Accueil > Actualités > Politique • • vendredi 1er janvier 2016 à 12h08min
Transition au Burkina : Retour sur quelques faits marquants

2015 a tiré sa révérence, la transition burkinabè avec. 2016 s’installe avec ses espoirs, ses craintes, ses inquiétudes… L’année dont nous célébrons le ‘’deuil’’ aura été des plus riches en actions, faits et gestes politiques, mais aussi en enseignements, pour le pays des Hommes intègres. Retour sur quelques faits marquants de l’année 2015 au Burkina, une année de transition politique.

2015, une année de transition politique au Burkina. Une année de tâtonnements aussi. Mais, le moins que l’on puisse dire, c’est que les acteurs de la transition ont essayé de tracer les sillons d’une véritable justice pour les Burkinabè et d’une gouvernance saine.
Ce n’est un secret pour personne. Le Burkina, sous l’ère Compaoré, avait mal à sa justice. Ainsi, dès leur arrivée, les « transitionnaires » ont donné le ton. A son investiture en novembre 2014, le Président Michel Kafando a annoncé la réouverture du dossier Thomas Sankara. Pour permettre à l’ensemble des Burkinabè de se reconnaître en leur justice, des états généraux de la justice ont été organisé en mars 2015, lesquels états généraux ont débouché sur la signature d’un pacte national pour le renouveau de la justice.
Quelques jours plus tard, le dossier Norbert Zongo est rouvert. En mai 2015, interviennent les exhumations des restes supposés de l’ex-président Thomas Sankara et de ses douze compagnons assassinés lors du coup d’Etat de 1987 qui a permis à Blaise Compaoré d’accéder à la plus responsabilité de l’Etat.
C’est en octobre 2015 que le rapport d’autopsie et le rapport balistiques ont été présentés aux familles des victimes. Concernant les tests ADN, les résultats ont été présentés deux mois plus tard. Mais, les experts indiquent qu’il n’y a pas d’ADN sur les restes des supposés corps. Mais, cela n’empêche pas l’instruction de suivre son cours. D’ailleurs, plusieurs soldats de l’ex-régiment de sécurité présidentielle (RSP) ont été inculpés dont le Général Gilbert Diendéré. Un mandat d’arrêt a également été lancé contre Blaise Compaoré.

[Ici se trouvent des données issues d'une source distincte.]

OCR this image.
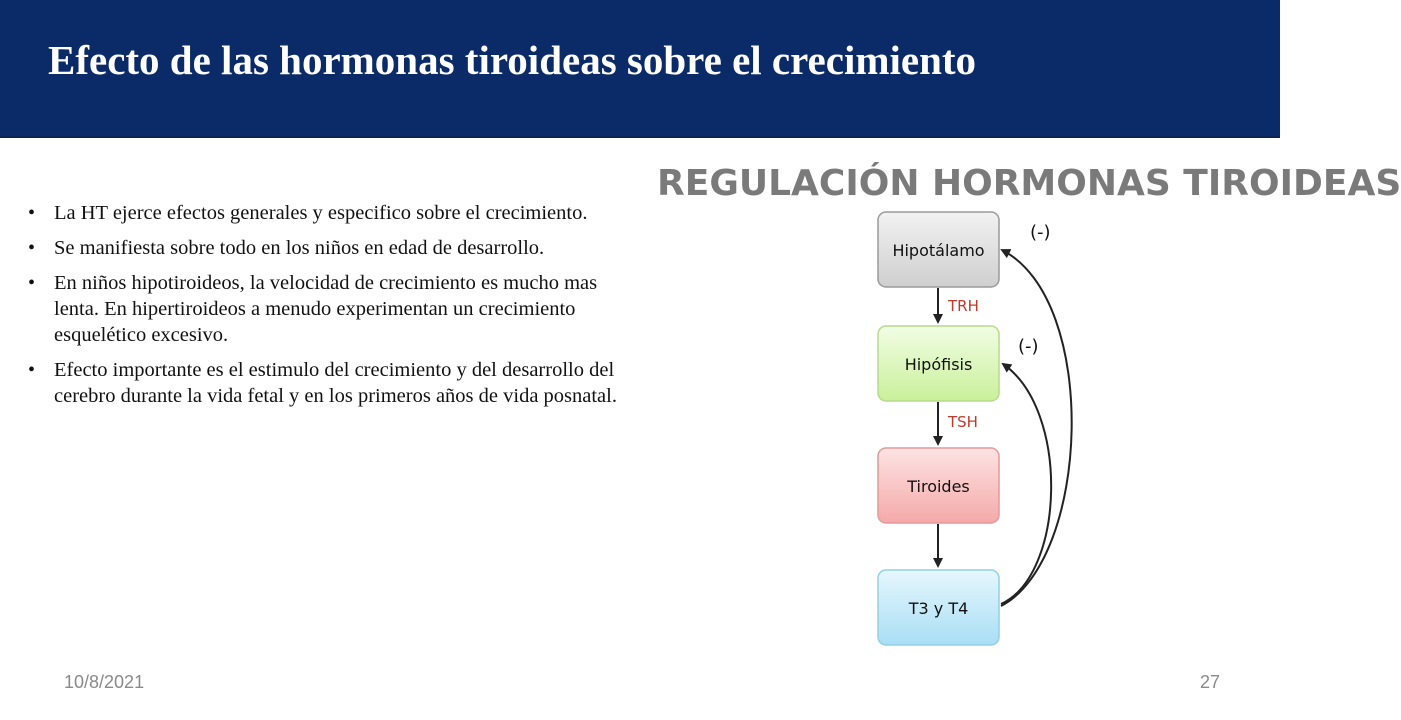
Efecto de las hormonas tiroideas sobre el crecimiento
• La HT ejerce efectos generales y especifico sobre el crecimiento.
• Se manifiesta sobre todo en los niños en edad de desarrollo.
• En niños hipotiroideos, la velocidad de crecimiento es mucho mas lenta. En hipertiroideos a menudo experimentan un crecimiento esquelético excesivo.
• Efecto importante es el estimulo del crecimiento y del desarrollo del cerebro durante la vida fetal y en los primeros años de vida posnatal.
REGULACIÓN HORMONAS TIROIDEAS
Hipotálamo
Hipófisis
Tiroides
T3 y T4
TRH
TSH
(-)
(-)
10/8/2021	27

La loi Chériff… le coup d’Etat

Autre fait marquant de l’actualité en 2015 qui a fait couler encre et salives, c’est l’adoption, le 7 avril 2015, du projet de loi portant modification de la loi N°014-2001/AN du 3 juillet 2001 portant code électoral, par le Conseil national de la transition (CNT).En son article 135, ce nouveau Code rend inéligibles toutes les personnes ayant « soutenu un changement anticonstitutionnel portant atteinte au principe de l’alternance démocratique ». Loi que certains ont appelé la « loi Chériff ». L’ex-majorité crie à l’exclusion et saisit la Cour de justice de la CEDEAO. Et, le 13 juillet, le verdict de la Cour de justice de la CEDEAO tombe. Elle demande au Burkina de « lever tous les obstacles à une participation aux élections consécutifs à cette modification ». Même si le Président Kafando soutient que le Burkina est un pays « civilisé » et se conformera à la décision, rien n’y fit pour aller dans ce sens. Et le Conseil constitutionnel invalide plusieurs candidatures aux élections présidentielle et législativessur la base de ce code querellé.
D’ailleurs, les putschistes des 16 et 17 septembre vont évoquer ces « exclusions massives » pour justifier leur coup de force. Mais, le peuple burkinabè se mettra debout comme un seul Homme pour faire échec à ce qu’il convient d’appeler désormais « le coup d’Etat le plus bête du monde ». Ce fut l’un des faits, si non le fait le plus marquant et le plus éprouvant de l’année. L’échec des putschistes débouche sur la dissolution du RSP et l’arrestation de ses principaux responsables qui attendent leur jugement.
L’on ne saurait passer sous silence les attaques des postes de gendarmeries de Oursi et de Samorogouan qui firent plusieurs morts.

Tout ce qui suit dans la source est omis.